LOS LOBOS: LA PISTOLA Y EL CORAZON (Warner Bros.). Nine Mexican songs, contemporized but not homogenized by an ace rock band. Roots music for everyone to share.
/ LISZT: CONCERTOS NOS. 1 AND 2; TOTENTANZ (DG). Pianistic fireworks from Poland's Krystian Zimerman, abetted by Seiji Ozawa and the Boston Symphony. Tops: the underrated Totentanz (Dance of Death), a performance sure to rattle a few skeletons.
TELEVISION
LARRY KING'S NIGHT OF SOVIET TELEVISION (TBS, Nov. 30, 8:05 p.m. EST). The talk-show host presides over a three-hour sampler of video glasnost, ranging from documentaries and quiz shows to a bedroom farce adapted from Dostoyevsky.
THE WONDER YEARS (ABC, Wednesdays, 9 p.m. EST). A twelve-year-old grapples with Viet Nam, young love and junior-high bullies during the 1960s in this wistful and often winning series.

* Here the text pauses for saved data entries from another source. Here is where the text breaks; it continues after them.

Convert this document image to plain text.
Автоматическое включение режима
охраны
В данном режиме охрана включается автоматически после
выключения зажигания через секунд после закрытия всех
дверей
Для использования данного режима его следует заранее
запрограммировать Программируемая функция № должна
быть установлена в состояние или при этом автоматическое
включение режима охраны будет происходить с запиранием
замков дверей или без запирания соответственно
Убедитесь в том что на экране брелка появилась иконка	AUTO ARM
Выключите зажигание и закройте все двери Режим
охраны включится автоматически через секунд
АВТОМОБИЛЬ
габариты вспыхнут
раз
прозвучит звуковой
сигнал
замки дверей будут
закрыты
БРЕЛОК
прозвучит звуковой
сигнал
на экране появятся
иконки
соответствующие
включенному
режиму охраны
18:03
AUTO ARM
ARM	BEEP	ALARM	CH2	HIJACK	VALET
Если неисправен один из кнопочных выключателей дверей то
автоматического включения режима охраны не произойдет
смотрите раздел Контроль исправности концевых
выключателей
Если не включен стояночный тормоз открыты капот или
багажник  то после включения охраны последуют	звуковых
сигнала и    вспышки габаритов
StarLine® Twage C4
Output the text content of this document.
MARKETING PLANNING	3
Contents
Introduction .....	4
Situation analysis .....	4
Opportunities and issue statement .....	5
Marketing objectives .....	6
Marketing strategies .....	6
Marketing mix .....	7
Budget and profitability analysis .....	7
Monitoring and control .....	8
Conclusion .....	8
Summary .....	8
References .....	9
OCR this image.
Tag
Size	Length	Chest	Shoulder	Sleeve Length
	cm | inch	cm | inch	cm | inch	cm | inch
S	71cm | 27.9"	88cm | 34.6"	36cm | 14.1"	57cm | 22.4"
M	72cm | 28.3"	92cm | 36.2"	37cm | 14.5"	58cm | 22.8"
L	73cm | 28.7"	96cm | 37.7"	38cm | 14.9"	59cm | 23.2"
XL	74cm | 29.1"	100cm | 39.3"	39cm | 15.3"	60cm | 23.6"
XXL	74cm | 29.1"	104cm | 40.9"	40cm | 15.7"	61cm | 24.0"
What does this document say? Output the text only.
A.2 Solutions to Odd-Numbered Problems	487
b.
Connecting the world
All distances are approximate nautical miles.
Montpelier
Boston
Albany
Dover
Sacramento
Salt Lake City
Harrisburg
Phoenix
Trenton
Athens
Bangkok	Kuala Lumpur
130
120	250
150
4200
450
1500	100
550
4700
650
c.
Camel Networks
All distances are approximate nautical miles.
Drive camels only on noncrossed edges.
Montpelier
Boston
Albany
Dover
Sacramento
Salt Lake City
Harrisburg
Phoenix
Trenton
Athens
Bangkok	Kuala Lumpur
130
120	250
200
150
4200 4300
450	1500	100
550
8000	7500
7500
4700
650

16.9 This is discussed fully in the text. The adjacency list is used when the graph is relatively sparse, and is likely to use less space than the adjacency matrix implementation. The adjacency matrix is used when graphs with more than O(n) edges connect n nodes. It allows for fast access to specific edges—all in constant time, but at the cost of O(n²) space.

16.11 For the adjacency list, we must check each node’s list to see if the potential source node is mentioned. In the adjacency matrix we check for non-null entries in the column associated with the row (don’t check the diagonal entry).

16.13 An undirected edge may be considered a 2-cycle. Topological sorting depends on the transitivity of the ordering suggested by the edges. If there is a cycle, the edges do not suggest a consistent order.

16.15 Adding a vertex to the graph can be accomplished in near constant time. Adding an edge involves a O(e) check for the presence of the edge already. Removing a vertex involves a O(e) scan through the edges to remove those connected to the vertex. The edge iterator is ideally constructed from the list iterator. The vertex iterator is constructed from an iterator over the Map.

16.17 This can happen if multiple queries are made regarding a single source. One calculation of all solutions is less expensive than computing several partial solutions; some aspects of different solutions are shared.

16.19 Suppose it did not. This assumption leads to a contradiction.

THE TENTH MAN (CBS, Dec. 4, 9 p.m. EST). Anthony Hopkins and Derek Jacobi lead a blue-chip British cast in Graham Greene's story about a French lawyer, imprisoned by the Nazis during World War II, who bargains to save his skin.
ART
COURBET RECONSIDERED, Brooklyn Museum, New York City. Vast landscapes, lavish nudes and masterful portraits in an ambitious retrospective of paintings by the 19th century realist. Through Jan. 16.
THE DRAWINGS OF RICHARD DIEBENKORN, Museum of Modern Art, New York City. A full-scale survey of the West Coast painter's works on paper, offering a rich view of his abstract and representational periods. Through Jan. 10.
THE PASTORAL LANDSCAPE, National Gallery of Art and the Phillips Collection, Washington. In this joint venture, the National offers "The Legacy of Venice," two centuries of painting from Giorgione (a progenitor of the pastoral genre) to Watteau, while the Phillips, in "The Modern Vision," carries the theme from Constable down to Matisse. Through Jan. 22.